Mike Ashley’s Sports Direct group has offered to buy Debenhams’ Danish business, Magasin du Nord, for at least £100m in the retail boss’s latest tactic to win control of the ailing department store chain.
The attempt came as Debenhams admitted that its attempts to raise cash to secure the future of the business could wipe out shareholders, including Sports Direct, which has a 30% stake.
Sports Direct said it had offered to buy the Danish chain “in order to assist Debenhams with its short-term liquidity requirements”, with the offer understood to have been made this week.
Debenhams is battling for survival and the department store confirmed on Friday that it was asking its bondholders for consent to borrow up to £200m more, £40m of which will be used to refinance a short-term overdraft agreed in February.
The company said the new money would give it the “ability to pursue restructuring options to secure the future of the business”. However, it admitted “certain of these options – if they materialise – would result in no equity value for the company’s current shareholders”.
The company already has £520m of long-term debt, which must be refinanced by next year, and is encountering cash flow problems as suppliers demand upfront payments amid uncertainty over its future.
Sports Direct suggested its offer for Magasin, which the department store attempted to sell for more than £200m before Christmas, could be raised as it said if Debenhams thought the chain was worth more it should “provide further details”.
It added that Debenhams would have a 12-month option to buy back Magasin at the price at which it was sold to Sports Direct or to sell it to another party for a higher price and benefit from the difference.
Sports Direct, which owns nearly 30% of Debenhams, also reiterated its call for Ashley to be made chief executive in order to “assist Debenhams through its restructuring process”.
The statement said: “Sport Direct believes its proposal would provide additional management and first-class leadership to Debenhams through this challenging period of restructuring, together with additional funding.”
Sports Direct has called a shareholder meeting at which Ashley wants to oust all but one Debenhams director and install himself as chief executive.

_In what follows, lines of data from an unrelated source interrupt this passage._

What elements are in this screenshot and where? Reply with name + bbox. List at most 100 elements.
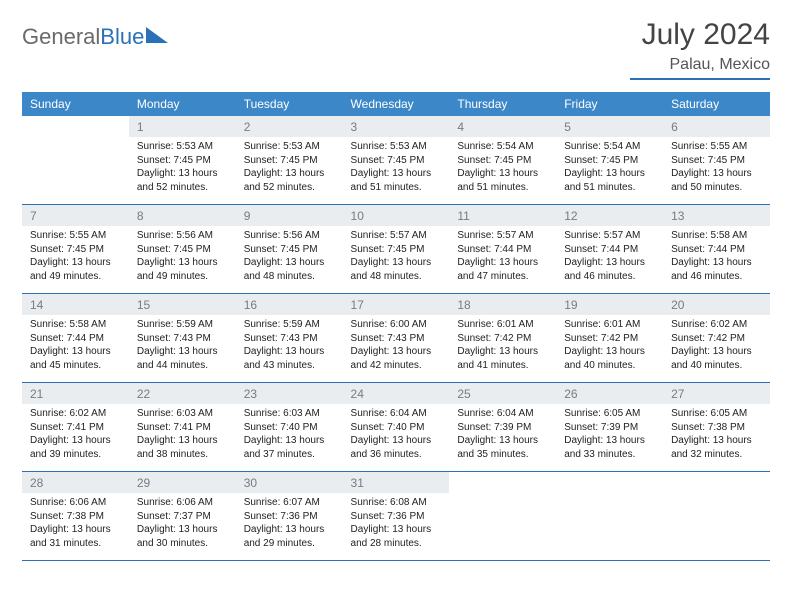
field-value: 6:05 AM bbox=[711, 408, 748, 419]
daylight-line: Daylight: 13 hours and 50 minutes. bbox=[671, 167, 762, 194]
sunrise-line: Sunrise: 5:57 AM bbox=[457, 229, 548, 243]
field-label: Daylight: bbox=[244, 435, 286, 446]
field-label: Daylight: bbox=[30, 257, 72, 268]
field-value: 7:45 PM bbox=[174, 244, 211, 255]
day-number: 22 bbox=[137, 387, 150, 401]
day-number-cell: 20 bbox=[663, 294, 770, 316]
day-number: 4 bbox=[457, 120, 464, 134]
field-value: 7:37 PM bbox=[174, 511, 211, 522]
sunset-line: Sunset: 7:45 PM bbox=[671, 154, 762, 168]
daylight-line: Daylight: 13 hours and 48 minutes. bbox=[351, 256, 442, 283]
field-value: 6:03 AM bbox=[283, 408, 320, 419]
field-value: 6:07 AM bbox=[283, 497, 320, 508]
daylight-line: Daylight: 13 hours and 46 minutes. bbox=[564, 256, 655, 283]
field-label: Sunrise: bbox=[137, 230, 176, 241]
daylight-line: Daylight: 13 hours and 47 minutes. bbox=[457, 256, 548, 283]
daylight-line: Daylight: 13 hours and 51 minutes. bbox=[351, 167, 442, 194]
day-number-row: 123456 bbox=[22, 116, 770, 137]
day-number-cell: 24 bbox=[343, 383, 450, 405]
field-label: Daylight: bbox=[457, 435, 499, 446]
calendar-table: Sunday Monday Tuesday Wednesday Thursday… bbox=[22, 92, 770, 561]
day-number: 30 bbox=[244, 476, 257, 490]
field-label: Daylight: bbox=[671, 168, 713, 179]
day-content-cell: Sunrise: 5:57 AMSunset: 7:44 PMDaylight:… bbox=[556, 226, 663, 294]
field-label: Sunrise: bbox=[351, 319, 390, 330]
sunset-line: Sunset: 7:41 PM bbox=[137, 421, 228, 435]
field-value: 5:54 AM bbox=[604, 141, 641, 152]
day-number-cell: 7 bbox=[22, 205, 129, 227]
day-number-cell: 3 bbox=[343, 116, 450, 137]
day-number: 12 bbox=[564, 209, 577, 223]
daylight-line: Daylight: 13 hours and 49 minutes. bbox=[30, 256, 121, 283]
field-label: Sunrise: bbox=[137, 497, 176, 508]
day-number-row: 14151617181920 bbox=[22, 294, 770, 316]
field-label: Sunset: bbox=[351, 155, 388, 166]
sunset-line: Sunset: 7:37 PM bbox=[137, 510, 228, 524]
day-content-cell: Sunrise: 5:57 AMSunset: 7:45 PMDaylight:… bbox=[343, 226, 450, 294]
daylight-line: Daylight: 13 hours and 40 minutes. bbox=[564, 345, 655, 372]
day-number-cell: 6 bbox=[663, 116, 770, 137]
field-label: Sunset: bbox=[457, 244, 494, 255]
field-label: Daylight: bbox=[671, 435, 713, 446]
sunset-line: Sunset: 7:45 PM bbox=[244, 154, 335, 168]
daylight-line: Daylight: 13 hours and 39 minutes. bbox=[30, 434, 121, 461]
field-value: 6:00 AM bbox=[390, 319, 427, 330]
field-value: 6:02 AM bbox=[711, 319, 748, 330]
field-label: Sunrise: bbox=[244, 497, 283, 508]
field-label: Sunrise: bbox=[564, 141, 603, 152]
day-number-cell: 31 bbox=[343, 472, 450, 494]
field-label: Sunset: bbox=[244, 155, 281, 166]
field-label: Sunrise: bbox=[137, 408, 176, 419]
field-label: Daylight: bbox=[244, 257, 286, 268]
day-number: 3 bbox=[351, 120, 358, 134]
day-content-cell: Sunrise: 6:08 AMSunset: 7:36 PMDaylight:… bbox=[343, 493, 450, 561]
sunset-line: Sunset: 7:39 PM bbox=[564, 421, 655, 435]
page-header: GeneralBlue July 2024 Palau, Mexico bbox=[22, 18, 770, 80]
field-value: 7:43 PM bbox=[174, 333, 211, 344]
daylight-line: Daylight: 13 hours and 51 minutes. bbox=[457, 167, 548, 194]
day-number-cell: 27 bbox=[663, 383, 770, 405]
field-label: Daylight: bbox=[351, 524, 393, 535]
daylight-line: Daylight: 13 hours and 46 minutes. bbox=[671, 256, 762, 283]
field-label: Sunrise: bbox=[351, 408, 390, 419]
daylight-line: Daylight: 13 hours and 33 minutes. bbox=[564, 434, 655, 461]
daylight-line: Daylight: 13 hours and 52 minutes. bbox=[244, 167, 335, 194]
field-label: Sunrise: bbox=[457, 141, 496, 152]
day-content-cell: Sunrise: 6:06 AMSunset: 7:38 PMDaylight:… bbox=[22, 493, 129, 561]
field-value: 6:04 AM bbox=[390, 408, 427, 419]
day-number: 8 bbox=[137, 209, 144, 223]
field-label: Sunrise: bbox=[457, 319, 496, 330]
field-value: 7:44 PM bbox=[494, 244, 531, 255]
field-label: Daylight: bbox=[244, 346, 286, 357]
field-value: 5:59 AM bbox=[283, 319, 320, 330]
day-number: 18 bbox=[457, 298, 470, 312]
daylight-line: Daylight: 13 hours and 36 minutes. bbox=[351, 434, 442, 461]
sunset-line: Sunset: 7:42 PM bbox=[564, 332, 655, 346]
title-block: July 2024 Palau, Mexico bbox=[630, 18, 770, 80]
field-label: Daylight: bbox=[30, 346, 72, 357]
calendar-body: 123456Sunrise: 5:53 AMSunset: 7:45 PMDay… bbox=[22, 116, 770, 561]
day-number-cell: 12 bbox=[556, 205, 663, 227]
field-value: 7:41 PM bbox=[67, 422, 104, 433]
day-content-cell: Sunrise: 5:53 AMSunset: 7:45 PMDaylight:… bbox=[343, 137, 450, 205]
sunrise-line: Sunrise: 6:03 AM bbox=[244, 407, 335, 421]
sunrise-line: Sunrise: 5:53 AM bbox=[244, 140, 335, 154]
brand-mark-icon bbox=[146, 27, 168, 43]
day-number: 10 bbox=[351, 209, 364, 223]
field-value: 5:58 AM bbox=[69, 319, 106, 330]
day-number-cell: 29 bbox=[129, 472, 236, 494]
sunrise-line: Sunrise: 5:58 AM bbox=[30, 318, 121, 332]
day-number-cell bbox=[663, 472, 770, 494]
field-label: Sunrise: bbox=[30, 497, 69, 508]
day-number-row: 78910111213 bbox=[22, 205, 770, 227]
day-number: 16 bbox=[244, 298, 257, 312]
field-label: Daylight: bbox=[351, 168, 393, 179]
field-value: 5:58 AM bbox=[711, 230, 748, 241]
field-label: Daylight: bbox=[564, 257, 606, 268]
field-label: Sunrise: bbox=[457, 408, 496, 419]
daylight-line: Daylight: 13 hours and 40 minutes. bbox=[671, 345, 762, 372]
field-label: Sunrise: bbox=[244, 230, 283, 241]
day-number: 7 bbox=[30, 209, 37, 223]
field-label: Sunrise: bbox=[351, 230, 390, 241]
field-label: Daylight: bbox=[564, 346, 606, 357]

That event has been delayed by up to two weeks after a clerical error meant Sports Direct had to reissue its requisition notice calling the meeting.
Ashley’s attempt to take charge of Debenhams is also complicated by the terms of some of its loans and bonds, which would enable creditors to call in their debts in the event of a change of control. That would put the company into administration, giving control to lenders and wiping out shareholders, including Sports Direct.